Docs-only change. The applicable gate is the documentation control plane:

python3 docs/scripts/doc_control_check.py --repo . --registry docs/registry.toml --strict

Not applicable to this doc: compliance_linter.py scans gateway api/**, models.rs, and SDK/UI only (not docs/); lint-arch.py targets docs/ARCHITECTURE.md only. No Rust build/test is required for a docs-only change.

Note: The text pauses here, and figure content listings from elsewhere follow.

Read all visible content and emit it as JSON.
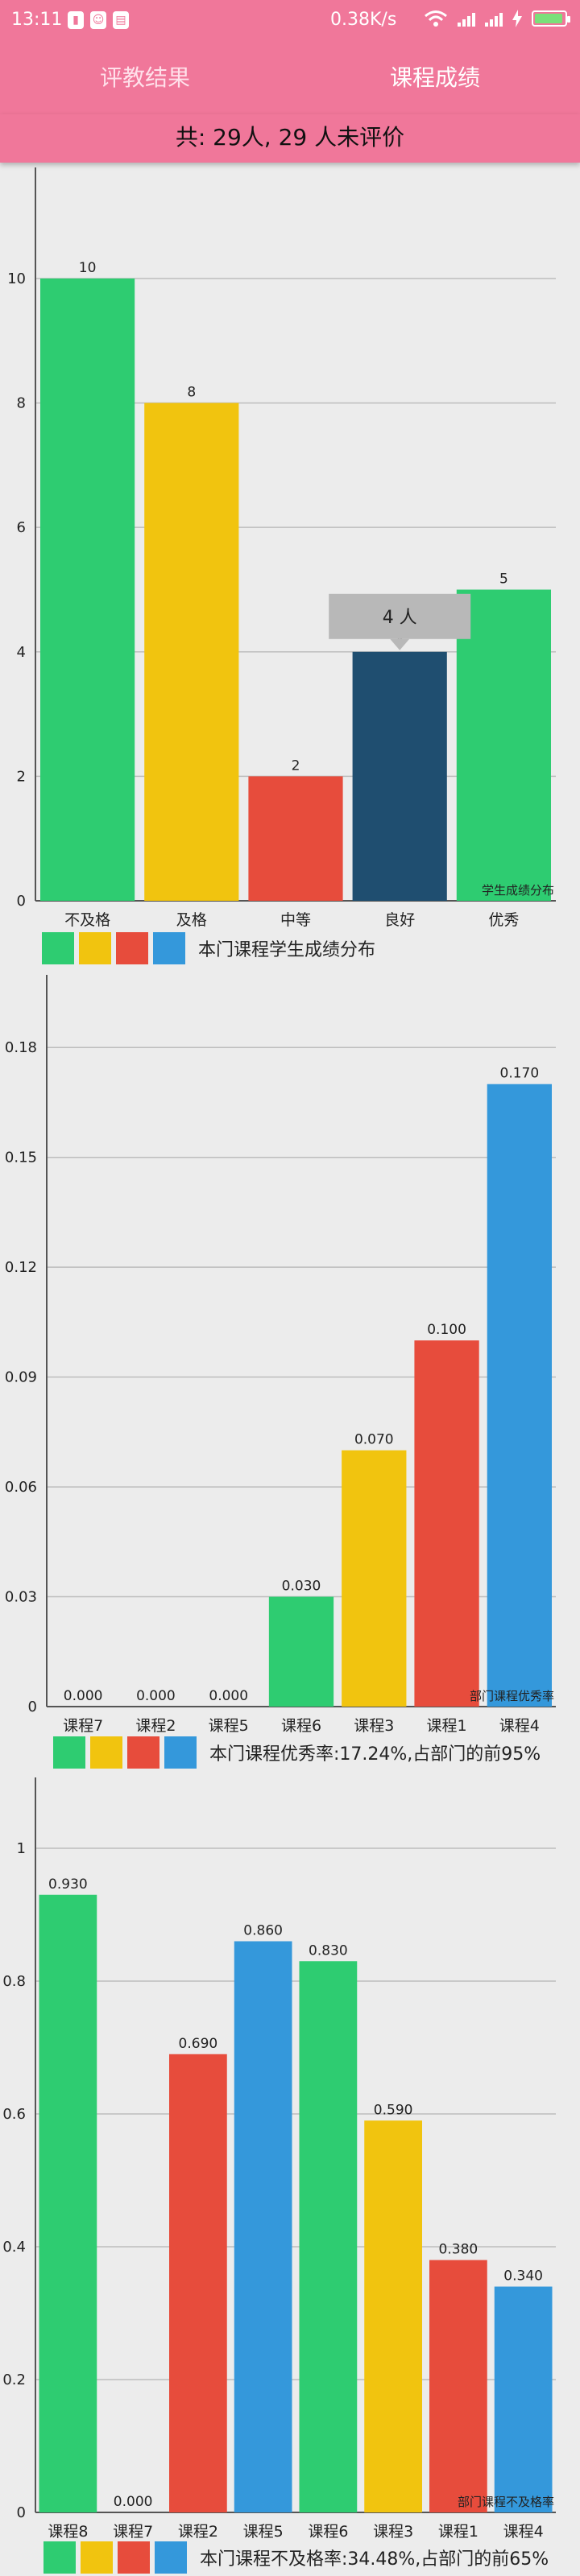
{
  "status_bar": {
    "time": "13:11",
    "network_speed": "0.38K/s",
    "icons": [
      "battery-status-icon",
      "qq-icon",
      "printer-icon",
      "wifi-icon",
      "signal-icon",
      "signal-icon",
      "charging-icon",
      "battery-icon"
    ]
  },
  "tabs": [
    {
      "label": "评教结果",
      "active": false
    },
    {
      "label": "课程成绩",
      "active": true
    }
  ],
  "summary": "共: 29人, 29 人未评价",
  "colors": {
    "header": "#f0779a",
    "green": "#2ecc71",
    "yellow": "#f1c40f",
    "red": "#e74c3c",
    "navy": "#1f4e70",
    "blue": "#3498db",
    "grid": "#bdbdbd"
  },
  "chart_data": [
    {
      "type": "bar",
      "categories": [
        "不及格",
        "及格",
        "中等",
        "良好",
        "优秀"
      ],
      "values": [
        10,
        8,
        2,
        4,
        5
      ],
      "value_labels": [
        "10",
        "8",
        "2",
        "4",
        "5"
      ],
      "bar_colors": [
        "#2ecc71",
        "#f1c40f",
        "#e74c3c",
        "#1f4e70",
        "#2ecc71"
      ],
      "ylim": [
        0,
        11.5
      ],
      "yticks": [
        "0",
        "2",
        "4",
        "6",
        "8",
        "10"
      ],
      "ytick_values": [
        0,
        2,
        4,
        6,
        8,
        10
      ],
      "description": "学生成绩分布",
      "tooltip": {
        "text": "4 人",
        "category": "良好"
      },
      "legend_colors": [
        "#2ecc71",
        "#f1c40f",
        "#e74c3c",
        "#3498db"
      ],
      "legend_label": "本门课程学生成绩分布",
      "grid": true
    },
    {
      "type": "bar",
      "categories": [
        "课程7",
        "课程2",
        "课程5",
        "课程6",
        "课程3",
        "课程1",
        "课程4"
      ],
      "values": [
        0.0,
        0.0,
        0.0,
        0.03,
        0.07,
        0.1,
        0.17
      ],
      "value_labels": [
        "0.000",
        "0.000",
        "0.000",
        "0.030",
        "0.070",
        "0.100",
        "0.170"
      ],
      "bar_colors": [
        "#2ecc71",
        "#f1c40f",
        "#e74c3c",
        "#2ecc71",
        "#f1c40f",
        "#e74c3c",
        "#3498db"
      ],
      "ylim": [
        0,
        0.195
      ],
      "yticks": [
        "0",
        "0.03",
        "0.06",
        "0.09",
        "0.12",
        "0.15",
        "0.18"
      ],
      "ytick_values": [
        0,
        0.03,
        0.06,
        0.09,
        0.12,
        0.15,
        0.18
      ],
      "description": "部门课程优秀率",
      "legend_colors": [
        "#2ecc71",
        "#f1c40f",
        "#e74c3c",
        "#3498db"
      ],
      "legend_label": "本门课程优秀率:17.24%,占部门的前95%",
      "grid": true
    },
    {
      "type": "bar",
      "categories": [
        "课程8",
        "课程7",
        "课程2",
        "课程5",
        "课程6",
        "课程3",
        "课程1",
        "课程4"
      ],
      "values": [
        0.93,
        0.0,
        0.69,
        0.86,
        0.83,
        0.59,
        0.38,
        0.34
      ],
      "value_labels": [
        "0.930",
        "0.000",
        "0.690",
        "0.860",
        "0.830",
        "0.590",
        "0.380",
        "0.340"
      ],
      "bar_colors": [
        "#2ecc71",
        "#f1c40f",
        "#e74c3c",
        "#3498db",
        "#2ecc71",
        "#f1c40f",
        "#e74c3c",
        "#3498db"
      ],
      "ylim": [
        0,
        1.08
      ],
      "yticks": [
        "0",
        "0.2",
        "0.4",
        "0.6",
        "0.8",
        "1"
      ],
      "ytick_values": [
        0,
        0.2,
        0.4,
        0.6,
        0.8,
        1.0
      ],
      "description": "部门课程不及格率",
      "legend_colors": [
        "#2ecc71",
        "#f1c40f",
        "#e74c3c",
        "#3498db"
      ],
      "legend_label": "本门课程不及格率:34.48%,占部门的前65%",
      "grid": true
    }
  ]
}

Source references (verified at e7f3fc02)

  • icn/crates/icn-gateway/src/middleware.rsrequire_coop_access (flat guard) + tests.
  • icn/crates/icn-gateway/src/authority.rsrequire_entity_access, EntityAction, observe-mode (observe_treasury_entity_access, EntityAccessObservation, DenyReason, IndeterminateReason).
  • icn/crates/icn-gateway/src/token_authority.rsTokenAuthoritySource, DenyUntilWired, IssuanceAuthorityDecision / IssuanceAuthorityBasis / IssuanceDenialReason.
  • icn/crates/icn-gateway/src/auth.rsTokenClaims (incl. non-enforcing entity_id / entity_type).
  • icn/crates/icn-gateway/src/entity_map.rslegacy_coop_id_to_entity_id_fallback (bridge).
  • icn/crates/icn-gateway/src/api/{entity,treasury,ledger,coops,registry,invites,escrow,recurring_settlements}.rs — route guards.
  • icn/crates/icn-entity/src/{entity,membership,registry}.rs — typed entity / membership model.